I had to meet a colleague, my Archdeacon, to prepare a report together for our Bishop. I have been to her home many times before and was aware that there is a bus stop right outside her house, served by the good (for Lincolnshire) bus service between Grantham and Lincoln. I arranged the meeting mid-morning so as to stand some chance of getting there from Stamford and set off to the bus station to get the number 4 bus to Grantham, where I would change for the Lincoln bus.
This bus has pretensions to being an airliner! |
At the bus station I joined a handful of passengers waiting by a small bus for the driver to arrive and start the boarding. It was not much more than a minibus and my seat was really only just big enough, the seat beside me being needed for my briefcase, so it is as well that the bus was not fully loaded! The same four people, including myself, remained the only passengers all the way through the outskirts of Stamford and into the Rutland countryside at Ryhall. No-one got on or off through several further villages, back into Lincolnshire. I have travelled these lanes and visited these villages on and off since I was about six years old, but always by car: from the bus, even a little bus, I saw far more of the scenery. It was a lovely, sunny day and everything looked wonderful, especially through the Holywell estate. I can thoroughly recommend a trip on the number 4 just for the ride, and some of the villages have some pretty decent pubs, too ... a summer outing is taking shape in my head! On some of the winding roads, the advice to wear seat belts (how many buses even have those?) was probably wise!

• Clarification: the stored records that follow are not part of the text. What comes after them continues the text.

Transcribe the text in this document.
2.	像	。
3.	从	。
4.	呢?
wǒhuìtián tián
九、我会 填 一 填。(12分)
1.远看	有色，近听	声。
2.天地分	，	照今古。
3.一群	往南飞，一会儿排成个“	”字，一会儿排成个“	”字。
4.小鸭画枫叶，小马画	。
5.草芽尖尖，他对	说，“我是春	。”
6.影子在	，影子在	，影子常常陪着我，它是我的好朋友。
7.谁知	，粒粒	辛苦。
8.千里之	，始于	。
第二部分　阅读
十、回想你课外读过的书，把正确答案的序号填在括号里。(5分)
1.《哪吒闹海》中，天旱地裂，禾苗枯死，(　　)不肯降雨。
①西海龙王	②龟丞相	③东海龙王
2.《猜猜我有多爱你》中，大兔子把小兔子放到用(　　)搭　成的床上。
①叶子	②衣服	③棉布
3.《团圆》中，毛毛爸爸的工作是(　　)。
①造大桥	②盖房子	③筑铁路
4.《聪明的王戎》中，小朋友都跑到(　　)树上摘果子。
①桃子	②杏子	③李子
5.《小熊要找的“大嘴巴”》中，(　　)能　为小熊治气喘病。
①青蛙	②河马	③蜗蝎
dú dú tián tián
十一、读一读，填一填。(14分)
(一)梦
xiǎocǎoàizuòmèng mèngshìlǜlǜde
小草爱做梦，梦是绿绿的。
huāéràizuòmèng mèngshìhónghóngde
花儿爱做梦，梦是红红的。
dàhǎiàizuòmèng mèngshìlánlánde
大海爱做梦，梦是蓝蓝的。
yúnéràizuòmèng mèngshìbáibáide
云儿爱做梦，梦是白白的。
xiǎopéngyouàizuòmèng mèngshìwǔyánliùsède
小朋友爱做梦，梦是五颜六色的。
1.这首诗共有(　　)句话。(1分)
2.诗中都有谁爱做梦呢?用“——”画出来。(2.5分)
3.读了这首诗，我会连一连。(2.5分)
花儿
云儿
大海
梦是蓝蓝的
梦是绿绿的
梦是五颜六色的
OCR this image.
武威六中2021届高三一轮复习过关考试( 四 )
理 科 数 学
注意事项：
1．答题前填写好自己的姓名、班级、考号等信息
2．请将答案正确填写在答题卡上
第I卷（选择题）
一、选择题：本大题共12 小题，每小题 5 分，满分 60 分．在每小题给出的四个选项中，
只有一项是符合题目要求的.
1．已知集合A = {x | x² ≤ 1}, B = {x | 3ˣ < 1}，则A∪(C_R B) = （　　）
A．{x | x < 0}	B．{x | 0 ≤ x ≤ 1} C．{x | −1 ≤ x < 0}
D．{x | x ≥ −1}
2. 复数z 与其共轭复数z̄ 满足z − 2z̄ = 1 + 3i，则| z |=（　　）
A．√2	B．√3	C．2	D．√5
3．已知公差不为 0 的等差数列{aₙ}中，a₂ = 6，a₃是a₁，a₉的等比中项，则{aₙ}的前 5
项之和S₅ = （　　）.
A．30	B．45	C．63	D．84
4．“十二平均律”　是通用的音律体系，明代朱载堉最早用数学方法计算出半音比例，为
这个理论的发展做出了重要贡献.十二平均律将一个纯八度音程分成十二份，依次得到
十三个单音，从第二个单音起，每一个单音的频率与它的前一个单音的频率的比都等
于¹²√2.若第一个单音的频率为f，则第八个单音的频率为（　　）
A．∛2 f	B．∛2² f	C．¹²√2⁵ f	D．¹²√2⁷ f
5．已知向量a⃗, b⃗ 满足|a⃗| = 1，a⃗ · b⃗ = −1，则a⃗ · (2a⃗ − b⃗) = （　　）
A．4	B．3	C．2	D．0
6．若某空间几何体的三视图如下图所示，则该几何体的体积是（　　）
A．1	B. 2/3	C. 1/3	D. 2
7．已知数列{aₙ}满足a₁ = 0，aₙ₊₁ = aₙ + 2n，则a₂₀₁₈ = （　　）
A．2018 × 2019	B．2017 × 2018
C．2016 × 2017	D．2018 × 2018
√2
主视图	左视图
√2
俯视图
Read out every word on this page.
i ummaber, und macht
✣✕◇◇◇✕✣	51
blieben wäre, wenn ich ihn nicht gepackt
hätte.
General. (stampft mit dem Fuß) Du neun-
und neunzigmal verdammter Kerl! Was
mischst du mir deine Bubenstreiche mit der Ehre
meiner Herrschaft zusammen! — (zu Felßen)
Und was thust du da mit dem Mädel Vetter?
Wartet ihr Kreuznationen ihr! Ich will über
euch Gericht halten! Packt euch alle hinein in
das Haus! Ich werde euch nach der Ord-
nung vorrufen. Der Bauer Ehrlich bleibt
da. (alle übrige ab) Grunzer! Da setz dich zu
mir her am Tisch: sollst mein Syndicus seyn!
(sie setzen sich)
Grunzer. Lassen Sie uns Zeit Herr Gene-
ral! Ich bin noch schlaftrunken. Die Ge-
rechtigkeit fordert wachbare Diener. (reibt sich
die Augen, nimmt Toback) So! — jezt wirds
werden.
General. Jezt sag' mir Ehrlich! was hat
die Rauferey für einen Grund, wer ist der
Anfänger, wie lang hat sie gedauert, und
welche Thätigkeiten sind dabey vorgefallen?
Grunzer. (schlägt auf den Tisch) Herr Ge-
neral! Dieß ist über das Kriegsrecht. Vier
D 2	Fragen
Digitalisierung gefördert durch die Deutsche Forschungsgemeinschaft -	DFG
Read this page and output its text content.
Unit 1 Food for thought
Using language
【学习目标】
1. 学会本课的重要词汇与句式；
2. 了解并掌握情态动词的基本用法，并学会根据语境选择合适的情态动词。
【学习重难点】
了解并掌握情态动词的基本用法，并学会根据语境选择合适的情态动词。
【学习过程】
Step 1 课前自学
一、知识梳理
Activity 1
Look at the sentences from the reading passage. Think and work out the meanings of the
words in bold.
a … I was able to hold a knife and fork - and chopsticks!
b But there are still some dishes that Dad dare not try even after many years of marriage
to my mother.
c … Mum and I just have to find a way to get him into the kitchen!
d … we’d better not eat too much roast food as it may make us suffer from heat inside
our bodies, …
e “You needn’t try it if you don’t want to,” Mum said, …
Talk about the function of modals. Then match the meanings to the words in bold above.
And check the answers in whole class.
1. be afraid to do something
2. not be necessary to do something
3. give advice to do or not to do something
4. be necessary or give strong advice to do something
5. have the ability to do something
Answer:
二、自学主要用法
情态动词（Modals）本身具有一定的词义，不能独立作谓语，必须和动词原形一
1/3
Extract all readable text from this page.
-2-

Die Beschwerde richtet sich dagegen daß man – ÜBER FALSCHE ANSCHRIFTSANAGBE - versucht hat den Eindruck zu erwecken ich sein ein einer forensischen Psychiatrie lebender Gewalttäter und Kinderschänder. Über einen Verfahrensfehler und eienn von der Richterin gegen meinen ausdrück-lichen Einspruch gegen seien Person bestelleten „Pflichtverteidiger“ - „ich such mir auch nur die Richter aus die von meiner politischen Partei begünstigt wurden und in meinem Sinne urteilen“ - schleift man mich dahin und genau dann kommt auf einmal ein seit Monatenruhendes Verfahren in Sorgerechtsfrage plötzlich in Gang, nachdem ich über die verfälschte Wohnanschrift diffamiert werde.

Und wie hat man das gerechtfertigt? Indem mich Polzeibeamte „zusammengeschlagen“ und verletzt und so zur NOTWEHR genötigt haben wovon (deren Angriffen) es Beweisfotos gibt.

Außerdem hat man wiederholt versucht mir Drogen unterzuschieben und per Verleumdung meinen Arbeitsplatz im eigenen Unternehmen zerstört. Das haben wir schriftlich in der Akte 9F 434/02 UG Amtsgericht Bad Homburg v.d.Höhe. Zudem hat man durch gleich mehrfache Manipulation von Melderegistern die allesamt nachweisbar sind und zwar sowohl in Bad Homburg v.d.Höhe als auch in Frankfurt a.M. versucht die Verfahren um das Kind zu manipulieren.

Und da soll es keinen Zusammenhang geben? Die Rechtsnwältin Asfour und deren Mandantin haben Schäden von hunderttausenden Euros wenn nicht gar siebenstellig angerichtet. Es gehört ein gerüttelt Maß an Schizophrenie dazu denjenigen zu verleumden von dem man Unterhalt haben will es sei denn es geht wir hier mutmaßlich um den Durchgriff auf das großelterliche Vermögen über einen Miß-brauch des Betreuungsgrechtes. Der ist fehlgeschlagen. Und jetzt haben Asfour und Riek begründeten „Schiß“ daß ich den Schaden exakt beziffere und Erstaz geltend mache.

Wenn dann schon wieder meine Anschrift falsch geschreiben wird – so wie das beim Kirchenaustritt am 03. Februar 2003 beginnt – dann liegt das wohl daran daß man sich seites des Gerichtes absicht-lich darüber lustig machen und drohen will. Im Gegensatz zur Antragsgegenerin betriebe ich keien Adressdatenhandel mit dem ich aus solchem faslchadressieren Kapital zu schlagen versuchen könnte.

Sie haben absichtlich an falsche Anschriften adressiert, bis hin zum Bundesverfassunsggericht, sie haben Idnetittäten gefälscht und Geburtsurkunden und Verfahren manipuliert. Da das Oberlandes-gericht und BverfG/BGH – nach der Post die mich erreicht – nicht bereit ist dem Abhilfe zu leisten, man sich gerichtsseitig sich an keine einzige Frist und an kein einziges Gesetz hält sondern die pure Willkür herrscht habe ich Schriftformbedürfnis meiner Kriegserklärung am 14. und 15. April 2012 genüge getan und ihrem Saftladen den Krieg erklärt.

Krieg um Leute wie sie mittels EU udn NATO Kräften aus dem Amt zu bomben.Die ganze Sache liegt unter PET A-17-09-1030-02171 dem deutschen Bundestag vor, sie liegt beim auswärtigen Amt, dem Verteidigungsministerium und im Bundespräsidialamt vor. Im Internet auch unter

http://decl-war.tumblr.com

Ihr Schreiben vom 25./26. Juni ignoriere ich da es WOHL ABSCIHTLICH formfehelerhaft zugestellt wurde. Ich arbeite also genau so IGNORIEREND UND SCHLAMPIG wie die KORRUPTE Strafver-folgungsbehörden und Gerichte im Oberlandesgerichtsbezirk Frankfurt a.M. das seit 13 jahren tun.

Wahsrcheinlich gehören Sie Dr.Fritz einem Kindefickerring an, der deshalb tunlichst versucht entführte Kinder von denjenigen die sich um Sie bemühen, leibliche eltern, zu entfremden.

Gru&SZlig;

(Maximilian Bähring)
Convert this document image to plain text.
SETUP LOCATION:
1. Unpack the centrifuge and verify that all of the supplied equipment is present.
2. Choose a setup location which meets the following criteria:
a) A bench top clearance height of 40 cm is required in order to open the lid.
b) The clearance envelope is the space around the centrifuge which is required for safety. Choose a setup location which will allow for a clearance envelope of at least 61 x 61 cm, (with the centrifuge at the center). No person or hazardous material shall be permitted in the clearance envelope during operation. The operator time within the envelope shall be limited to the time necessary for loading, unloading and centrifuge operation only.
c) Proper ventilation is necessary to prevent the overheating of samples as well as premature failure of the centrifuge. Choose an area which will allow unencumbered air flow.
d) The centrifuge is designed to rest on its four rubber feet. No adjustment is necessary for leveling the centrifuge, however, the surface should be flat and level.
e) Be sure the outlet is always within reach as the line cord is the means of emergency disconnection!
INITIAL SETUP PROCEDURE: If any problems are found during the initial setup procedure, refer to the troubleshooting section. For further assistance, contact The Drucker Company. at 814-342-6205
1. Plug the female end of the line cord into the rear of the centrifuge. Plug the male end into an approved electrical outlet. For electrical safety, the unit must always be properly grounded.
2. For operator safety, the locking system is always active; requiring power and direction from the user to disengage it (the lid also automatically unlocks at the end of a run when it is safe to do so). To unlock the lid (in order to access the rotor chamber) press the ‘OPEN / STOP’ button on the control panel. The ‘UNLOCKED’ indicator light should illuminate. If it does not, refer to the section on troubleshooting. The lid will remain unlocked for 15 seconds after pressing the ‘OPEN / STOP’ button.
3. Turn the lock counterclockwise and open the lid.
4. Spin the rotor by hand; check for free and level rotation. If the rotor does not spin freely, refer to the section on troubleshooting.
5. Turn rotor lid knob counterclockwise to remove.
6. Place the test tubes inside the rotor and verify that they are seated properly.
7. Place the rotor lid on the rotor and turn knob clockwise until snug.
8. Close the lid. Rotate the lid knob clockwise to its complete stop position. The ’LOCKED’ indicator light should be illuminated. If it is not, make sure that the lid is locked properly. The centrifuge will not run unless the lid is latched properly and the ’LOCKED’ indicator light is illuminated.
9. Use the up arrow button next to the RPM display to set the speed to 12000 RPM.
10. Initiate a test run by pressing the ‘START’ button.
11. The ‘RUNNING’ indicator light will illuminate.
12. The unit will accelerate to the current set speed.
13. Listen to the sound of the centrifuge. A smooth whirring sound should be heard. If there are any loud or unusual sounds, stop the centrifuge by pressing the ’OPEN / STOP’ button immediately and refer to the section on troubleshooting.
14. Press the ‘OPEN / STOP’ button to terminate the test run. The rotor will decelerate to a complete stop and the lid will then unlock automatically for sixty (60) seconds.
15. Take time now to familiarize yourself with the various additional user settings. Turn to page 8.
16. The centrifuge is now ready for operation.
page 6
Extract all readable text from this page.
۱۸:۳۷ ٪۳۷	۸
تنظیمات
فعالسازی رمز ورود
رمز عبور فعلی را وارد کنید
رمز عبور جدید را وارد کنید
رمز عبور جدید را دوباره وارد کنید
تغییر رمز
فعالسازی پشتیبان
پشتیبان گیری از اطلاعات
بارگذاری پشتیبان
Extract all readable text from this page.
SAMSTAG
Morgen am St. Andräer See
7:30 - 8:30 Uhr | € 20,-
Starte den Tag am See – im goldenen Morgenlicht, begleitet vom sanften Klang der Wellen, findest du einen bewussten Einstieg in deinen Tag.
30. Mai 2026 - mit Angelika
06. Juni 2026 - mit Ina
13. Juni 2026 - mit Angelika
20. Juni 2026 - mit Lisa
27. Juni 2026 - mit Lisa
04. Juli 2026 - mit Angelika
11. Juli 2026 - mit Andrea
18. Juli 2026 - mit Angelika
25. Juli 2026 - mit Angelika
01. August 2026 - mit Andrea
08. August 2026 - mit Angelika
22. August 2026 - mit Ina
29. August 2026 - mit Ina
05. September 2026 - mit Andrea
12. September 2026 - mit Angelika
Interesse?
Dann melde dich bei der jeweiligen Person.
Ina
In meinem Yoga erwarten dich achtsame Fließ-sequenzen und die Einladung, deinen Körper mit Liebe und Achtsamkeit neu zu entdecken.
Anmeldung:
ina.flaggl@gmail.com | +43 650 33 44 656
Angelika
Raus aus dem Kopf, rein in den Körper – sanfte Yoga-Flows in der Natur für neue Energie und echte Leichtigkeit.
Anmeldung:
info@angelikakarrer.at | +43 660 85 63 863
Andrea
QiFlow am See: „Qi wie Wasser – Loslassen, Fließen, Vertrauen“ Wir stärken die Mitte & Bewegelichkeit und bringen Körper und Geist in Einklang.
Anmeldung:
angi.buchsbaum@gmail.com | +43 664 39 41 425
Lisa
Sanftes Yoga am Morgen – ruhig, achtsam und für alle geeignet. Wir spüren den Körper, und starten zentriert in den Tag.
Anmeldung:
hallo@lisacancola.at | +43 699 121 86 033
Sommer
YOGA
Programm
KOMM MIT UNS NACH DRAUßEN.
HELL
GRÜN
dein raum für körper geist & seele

After a delightful run through the Lincolnshire countryside the bus made its way to Grantham bus station where I had a few minutes to spare before my onward connection. I checked with the driver when and where to get the bus back if my meeting finished in time, but I was fairly sure that it would not and that I'd be looking a train back from Grantham.The bus I needed was Stagecoach route 1 for Lincoln, and I'd be getting off in Welbourn at the stop called "The Old Rectory", right by the gateway of what has now become the Archdeacon's house. This was a full-sized double-deck bus with even better views of the countryside, again on a road I have driven many a time but only once before by bus, and that was long ago when a meeting in Lincoln overran causing me to miss my train back to Grantham where I then lived, so I had to go to the bus station, then at St Mark's, to get a green Lincolnshire Road Car home. It took ages compared with the train, and I was late already, but in those days it was buses that were always there for us when everything else had packed up. Now it is the buses that pack up while the trains often continue until late. Funny how it goes.
Not quite sure what my Archdeacon was trying to tell me with this mug |
I was in no hurry to get home and had an invitation to my son's home in Hampton, Peterborough, so on arrival in Peterborough I made my way to the bus station and instead of taking the bus home I took the bus to Hampton, the end of a day of local adventure.
Now, all of this could have been done by car, and yes, it would probably have been "quicker" but it seems to me that car travel is often simply tedious even if it is quicker. I did not have to drive, I had a great view of the scenery, on the train part of the trip I was able to get ahead with the things I had undertaken to do at my meeting. As a senior citizen, of course, my expenses claim was just for the short one-way train trip on the return, far less than the mileage would have been at 45p a mile (which with today's petrol price is probably not enough to cover essential car use anyway). And it was fun! I have longed for a reason to take that bus number 4 which, it seems to me, would also be great for getting to or from some country walks.
It is easy to believe, especially in a county like Lincolnshire or Rutland, that without a car it is impossible to get about, but it is not impossible. It is not always very convenient, though, and we look forward, with no confidence at all, to the "London style" bus services we should get as part of the levelling-up agenda. Or at least buses that run all day and every day. Or for some places any bus at all ... but meanwhile, even now there are more useful bus routes than we sometimes think, and by bus and train it is quite possible to make some quite complex journeys, and even to do spontaneous things. But it does need rather more thought than it might in London.